JAKARTA, Cobisnis.com – Badan Gizi Nasional (BGN) mengungkap dugaan penipuan yang terkait dengan penawaran lokasi Satuan Pelayanan Pemenuhan Gizi (SPPG) atau dapur program Makan Bergizi Gratis (MBG).
Saat ini, Polresta Barelang bersama BGN masih mendalami kasus tersebut. Dugaan penipuan itu terjadi di Kota Batam.
Wakil Kepala BGN Bidang Operasional Pemenuhan Gizi, Sony Sonjaya, mengatakan penyidik telah mengamankan sejumlah barang bukti. Barang bukti tersebut mencakup berbagai dokumen yang diduga terkait praktik penipuan dan penggelapan.
Selain itu, penyidik terus berkoordinasi dengan BGN untuk memverifikasi data yang ditemukan. Mereka juga berupaya mengidentifikasi pihak-pihak yang terlibat dalam perkara tersebut.
Sony mengingatkan masyarakat agar lebih berhati-hati terhadap tawaran yang mengatasnamakan program MBG. Ia menegaskan bahwa titik SPPG tidak dapat diperjualbelikan.
Karena itu, masyarakat perlu memastikan setiap informasi berasal dari sumber resmi. Seluruh proses pengajuan dan kerja sama harus mengikuti mekanisme yang telah ditetapkan BGN.
Sementara itu, BGN meminta masyarakat segera melapor jika menemukan indikasi penipuan.

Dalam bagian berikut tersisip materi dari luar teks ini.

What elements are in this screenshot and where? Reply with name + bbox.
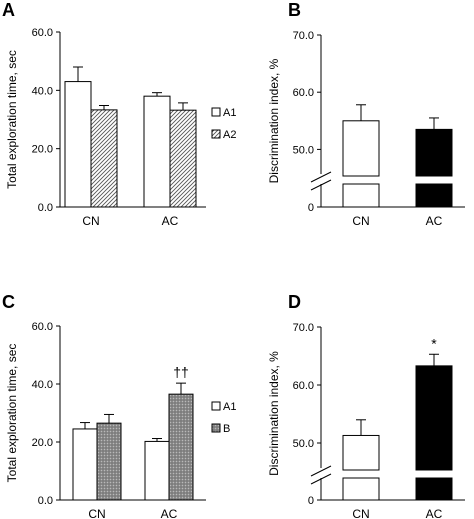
y-tick-label: 20.0 xyxy=(32,437,53,449)
y-tick-label: 50.0 xyxy=(293,144,314,156)
panel-b: B Discrimination index, % 0 50.0 60.0 70.0 CN A… xyxy=(267,0,465,228)
y-tick-label: 60.0 xyxy=(293,380,314,392)
legend-label: A1 xyxy=(223,107,236,119)
panel-c: C Total exploration time, sec 0.0 20.0 40.0 6… xyxy=(2,292,236,519)
significance-mark: †† xyxy=(173,364,189,380)
bar-lower xyxy=(415,183,453,208)
x-tick-label: AC xyxy=(426,507,443,519)
y-tick-label: 50.0 xyxy=(293,438,314,450)
legend-swatch xyxy=(211,423,221,433)
axis-break-mark xyxy=(310,171,332,183)
legend-swatch xyxy=(211,129,221,139)
x-tick-label: AC xyxy=(426,214,443,228)
bar-lower xyxy=(415,477,453,501)
y-tick-label: 70.0 xyxy=(293,30,314,42)
bar xyxy=(169,109,197,208)
bar-lower xyxy=(342,183,380,208)
bar xyxy=(144,440,170,501)
y-axis-label: Total exploration time, sec xyxy=(5,344,19,483)
bar-lower xyxy=(342,477,380,501)
axis-break-mark xyxy=(310,473,332,485)
y-tick-label: 0 xyxy=(308,202,314,214)
bar xyxy=(143,95,171,208)
y-tick-label: 0.0 xyxy=(38,202,53,214)
legend-swatch xyxy=(211,107,221,117)
y-tick-label: 60.0 xyxy=(32,27,53,39)
bar xyxy=(96,422,122,501)
panel-d: D Discrimination index, % 0 50.0 60.0 70.0 CN A… xyxy=(267,292,465,519)
x-tick-label: CN xyxy=(352,214,369,228)
panel-letter: D xyxy=(288,292,301,312)
y-tick-label: 0.0 xyxy=(38,495,53,507)
significance-mark: * xyxy=(431,335,437,351)
legend-swatch xyxy=(211,401,221,411)
bar xyxy=(415,128,453,177)
y-axis-label: Discrimination index, % xyxy=(267,351,281,476)
x-tick-label: CN xyxy=(88,507,105,519)
bar xyxy=(72,428,98,501)
y-tick-label: 40.0 xyxy=(32,379,53,391)
y-axis-label: Discrimination index, % xyxy=(267,58,281,183)
bar xyxy=(415,365,453,471)
y-tick-label: 40.0 xyxy=(32,85,53,97)
bar xyxy=(168,393,194,501)
panel-letter: A xyxy=(2,0,15,20)
legend-label: A1 xyxy=(223,401,236,413)
x-tick-label: AC xyxy=(161,507,178,519)
panel-a: A Total exploration time, sec 0.0 20.0 40.0 6… xyxy=(2,0,236,228)
y-tick-label: 70.0 xyxy=(293,322,314,334)
bar xyxy=(342,120,380,177)
bar xyxy=(90,109,118,208)
y-tick-label: 20.0 xyxy=(32,144,53,156)
x-tick-label: CN xyxy=(82,214,99,228)
bar xyxy=(64,81,92,208)
bar xyxy=(342,434,380,471)
legend-label: A2 xyxy=(223,129,236,141)
axis-break-mark xyxy=(310,465,332,477)
x-tick-label: CN xyxy=(352,507,369,519)
panel-letter: C xyxy=(2,292,15,312)
legend-label: B xyxy=(223,423,230,435)
y-tick-label: 60.0 xyxy=(32,321,53,333)
y-tick-label: 0 xyxy=(308,495,314,507)
panel-letter: B xyxy=(288,0,301,20)
y-tick-label: 60.0 xyxy=(293,87,314,99)
axis-break-mark xyxy=(310,179,332,191)
x-tick-label: AC xyxy=(162,214,179,228)
y-axis-label: Total exploration time, sec xyxy=(5,50,19,189)
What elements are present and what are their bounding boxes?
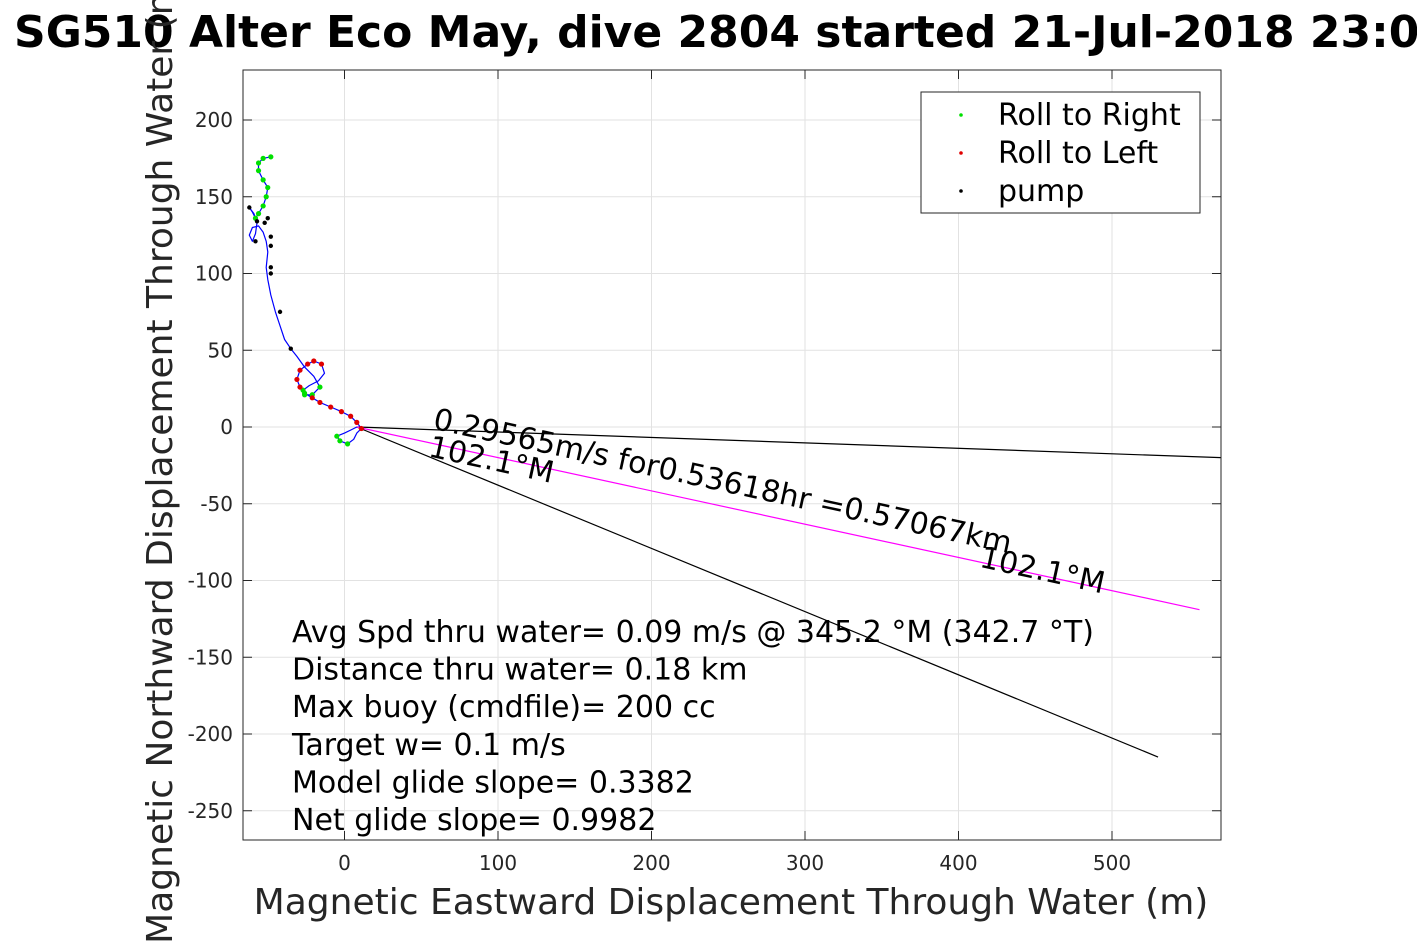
pump-point [254,219,260,224]
y-tick-label: 100 [195,262,233,286]
legend-marker-roll-left [959,151,963,155]
stat-line: Net glide slope= 0.9982 [292,803,656,838]
roll-left-point [309,395,315,401]
heading-2-line [356,426,1159,758]
stats-block: Avg Spd thru water= 0.09 m/s @ 345.2 °M … [291,615,1094,838]
roll-right-point [260,203,266,209]
pump-point [268,271,274,276]
roll-right-point [255,211,262,217]
legend-box [920,91,1201,214]
roll-right-point [255,168,262,174]
x-tick-label: 500 [1093,851,1131,875]
x-tick-label: 400 [939,851,977,875]
clipped-series [247,154,1221,758]
roll-left-point [358,425,364,432]
stat-line: Model glide slope= 0.3382 [292,765,694,800]
legend-marker-pump [959,189,963,193]
current-line [356,426,1200,611]
y-tick-label: -250 [188,799,233,823]
roll-left-point [294,376,300,383]
legend-label-roll-right: Roll to Right [998,98,1181,133]
pump-point [247,205,252,210]
roll-left-point [305,361,311,367]
roll-left-point [354,419,360,425]
roll-left-point [297,384,303,390]
legend-label-roll-left: Roll to Left [998,136,1158,171]
roll-right-point [263,194,269,200]
roll-right-point [344,441,351,447]
y-tick-label: 0 [220,415,233,439]
heading-1-line [356,426,1221,459]
pump-point [277,309,283,315]
roll-right-point [260,155,266,161]
plot-series [247,154,1221,758]
roll-right-point [334,433,340,439]
stat-line: Avg Spd thru water= 0.09 m/s @ 345.2 °M … [292,615,1094,650]
stat-line: Distance thru water= 0.18 km [292,653,747,688]
axis-ticks: 0 100 200 300 400 500200150100500-50-100-150-… [188,70,1221,875]
pump-point [268,265,274,270]
legend-marker-roll-right [959,113,963,117]
y-tick-label: -100 [188,569,233,593]
y-tick-label: -50 [200,492,233,516]
roll-left-point [297,367,303,373]
x-axis-label: Magnetic Eastward Displacement Through W… [254,882,1209,923]
roll-left-point [328,404,334,410]
pump-point [268,234,274,239]
x-tick-label: 0 [338,851,351,875]
x-tick-label: 200 [632,851,670,875]
y-axis-label: Magnetic Northward Displacement Through … [140,0,181,944]
stat-line: Target w= 0.1 m/s [291,728,566,763]
y-tick-label: -200 [188,722,233,746]
y-tick-label: 50 [208,338,233,362]
roll-right-point [255,160,262,166]
roll-right-point [301,392,308,398]
y-tick-label: -150 [188,645,233,669]
pump-point [268,243,274,249]
legend-label-pump: pump [998,174,1084,209]
roll-right-point [265,184,271,191]
pump-point [265,216,270,221]
annotation-2: 102.1°M [977,540,1108,601]
roll-left-point [338,409,345,415]
plot-area [242,69,1222,841]
roll-right-point [268,154,274,160]
pump-point [253,239,258,244]
roll-left-point [318,361,325,367]
legend: Roll to Right Roll to Left pump [920,91,1201,214]
x-tick-label: 100 [479,851,517,875]
pump-point [262,220,267,226]
roll-right-point [317,384,323,390]
roll-right-point [337,438,343,444]
roll-left-point [317,399,323,406]
x-tick-label: 300 [786,851,824,875]
y-tick-label: 200 [195,108,233,132]
pump-point [288,346,293,351]
stat-line: Max buoy (cmdfile)= 200 cc [292,690,716,725]
chart-title: SG510 Alter Eco May, dive 2804 started 2… [14,7,1417,58]
roll-left-point [311,358,317,364]
annotations: 0.29565m/s for0.53618hr =0.57067km102.1°… [426,402,1108,601]
roll-left-point [348,413,354,419]
y-tick-label: 150 [195,185,233,209]
roll-right-point [260,177,266,183]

Langkah tersebut dapat membantu aparat mempercepat proses penyelidikan.
Selain itu, laporan dari masyarakat juga dapat mencegah munculnya korban baru. BGN menilai partisipasi publik sangat penting dalam mengungkap kasus serupa.
Di sisi lain, BGN terus mengingatkan masyarakat untuk memeriksa informasi melalui kanal resmi pemerintah. Langkah ini penting sebelum menerima tawaran investasi atau kerja sama yang mengatasnamakan program MBG.
Sony kembali menegaskan bahwa tidak ada skema jual beli titik SPPG. Karena itu, masyarakat sebaiknya tidak tergiur janji keuntungan maupun akses lokasi dapur MBG di luar prosedur resmi.